Jorge Garcia is known to millions of viewers for his role as Hugo ‘Hurley’ Reyes on JJ Abrams’ popular TV series Lost. He is once again back on an island, working with Abrams on Alcatraz, another supernatural outing.
Garcia portrays Dr Diego ‘Doc’ Soto, an expert on the infamous island prison that closed in 1963, relocating its detainees to other institutions. But it seems the 302 criminals are mysteriously reappearing in San Francisco in 2012, continuing to commit horrendous crimes. It is up to Dr Soto, Detective Rebecca Madsen (Sarah Jones) and the enigmatic government agent, Emerson Hauser (Sam Neill), to try to capture and return these criminals to Alcatraz.
Your character ‘Doc’ is an expert on Alcatraz, but now he’s going to meet the actual criminals.
It’s like a sense of culture shock. When you read about historic criminals, there’s a certain romanticism that you put on them, but then when they’re in front of you, these are scary, scary human beings.
It’s a wake-up call for him when he volunteers with enthusiasm and then finds out this is a lot harder than he thought it was going to be.
Had you visited Alcatraz before doing this series?
I had not. I had been to San Francisco a few times, and I did get some ‘Property of Alcatraz’ souvenirs, but I hadn’t actually gone on the island and done the whole tour.
Didn’t you do a tour before you started the series?
Yeah, we shot part of the pilot on Alcatraz, and not only did I take the tour, I’ve even recorded a tour of the place in character.
I don’t know exactly how they’re going to use the tour recording that I did. It might be for the big red carpet premiere we’re doing up there on Alcatraz.
But the people at Bad Robot (JJ Abrams’ production company) came up with the idea and I thought, ‘Yeah, sure, I’ll do it.’
So the voice you’ll hear on the tour is Doc Soto’s voice. And every now and then I’ll throw in a side comment. It was fun.
What was your first reaction when you went there?
It was kind of exciting to go there and get to work there. What I really want to do is go on the night tour.
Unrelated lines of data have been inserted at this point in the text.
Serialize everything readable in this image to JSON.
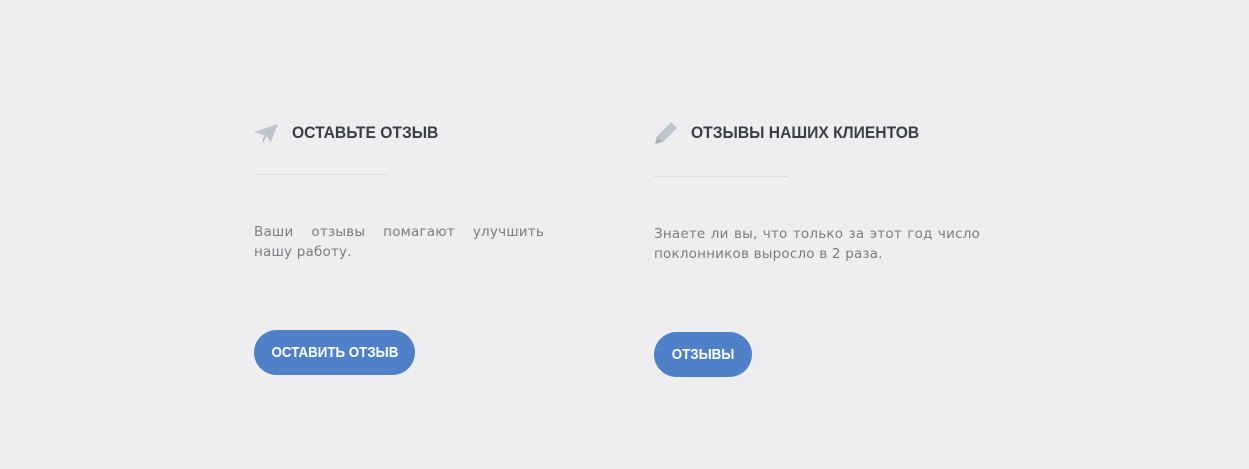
{
  "colors": {
    "background": "#eeeef0",
    "title": "#3a3f47",
    "text": "#7a7d82",
    "icon": "#bfc6cf",
    "divider": "#dcdde1",
    "button": "#4f80c8",
    "button_text": "#ffffff"
  },
  "leave_review": {
    "icon": "paper-plane-icon",
    "title": "ОСТАВЬТЕ ОТЗЫВ",
    "text": "Ваши отзывы помагают улучшить нашу работу.",
    "button_label": "ОСТАВИТЬ ОТЗЫВ"
  },
  "client_reviews": {
    "icon": "pencil-icon",
    "title": "ОТЗЫВЫ НАШИХ КЛИЕНТОВ",
    "text": "Знаете ли вы, что только за этот год число поклонников выросло в 2 раза.",
    "button_label": "ОТЗЫВЫ"
  }
}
I really want to do that stuff where they lock you up and turn out the lights.
The scary stuff is what I really want to experience. When I was working there, it didn’t really scare me as much as I was hoping it would.
What struck with you emotionally about the place?
Alcatraz feels like an old skeleton. There are parts that are crumbly, and there’s lot of open space. So it has that kind of creepiness that an old skeleton has.
Are there better roles on TV than doing movies?
I wouldn’t knock doing movies, because there’s still nothing like the movies. There’s a feeling I get when I go to the movies. I like to sit up close, sort of bathing in the screen. That’s never going to go away. But I wouldn’t say that one is overpowering the other.
The Artist is such a great movie. It’s so great to have a movie that puts a smile on your face.
It seems that the enthusiasm and charm sometimes falls by the wayside to cynicism, and so [it’s great] to see something like that show up and create an experience in the theater.
It proves there still are good movies out there, but there’s a lot on TV that has stepped up.
Would you like to do a silent movie?
Hell, yeah. I can do some pretty good face things.
Tell me what life is like for you off the set?
Well, now I’m living in Vancouver, where we film Alcatraz, and there’s still stuff to explore there.
But it’s also very cold and rainy, more so than when I lived in Hawaii doing Lost.
I’ve really embraced my inner hermit and kinda enjoy watching the rain from the comfort of my couch, as opposed to actually going out and braving the weather when I have to.
Did you know there’s a great nightlife scene in Vancouver?
Oh, there probably is, but my great nightlife usually involves the television set and the dogs.
What shows are you watching?
I followed American Horror Story. I caught up on The Walking Dead. I love The New Girl, I can’t get enough of that show.
Is doing another project for JJ great?
He’s my favorite guy in the world. He’s just great, and he’s also incredibly busy. To be in a room when he walks in, I’m always happy to see him.
Are you lifelong friends with JJ now?
Yes, JJ changed my life. And I’ll never stop thanking him for it. If JJ asked me to do anything, I’d say yes first and then read it.
Do you and JJ have a shorthand now?
Shorthand? No. This is how JJ directs. ‘That’s good, that’s good, Do it again.’
What’s the one thing you miss most about Lost?
Living in Hawaii, especially the people.
When you sit back and think about your Lost experience, do you every think, ‘Damn, we did really good work?’
As an actor, yes, definitely. Lost showed up, and the way the writers wrote for me and gave me opportunities to show so many other sides of a person [was great], to show someone who really was funny, in his responses and his everyman qualities to how he was reacting to this island.
But you also saw he had a lot of tragedy, a lot of grief, a lot of strange occurrences in his life to react to. He had a little romance. Lost got me to show off more, and that’s what I really loved about it.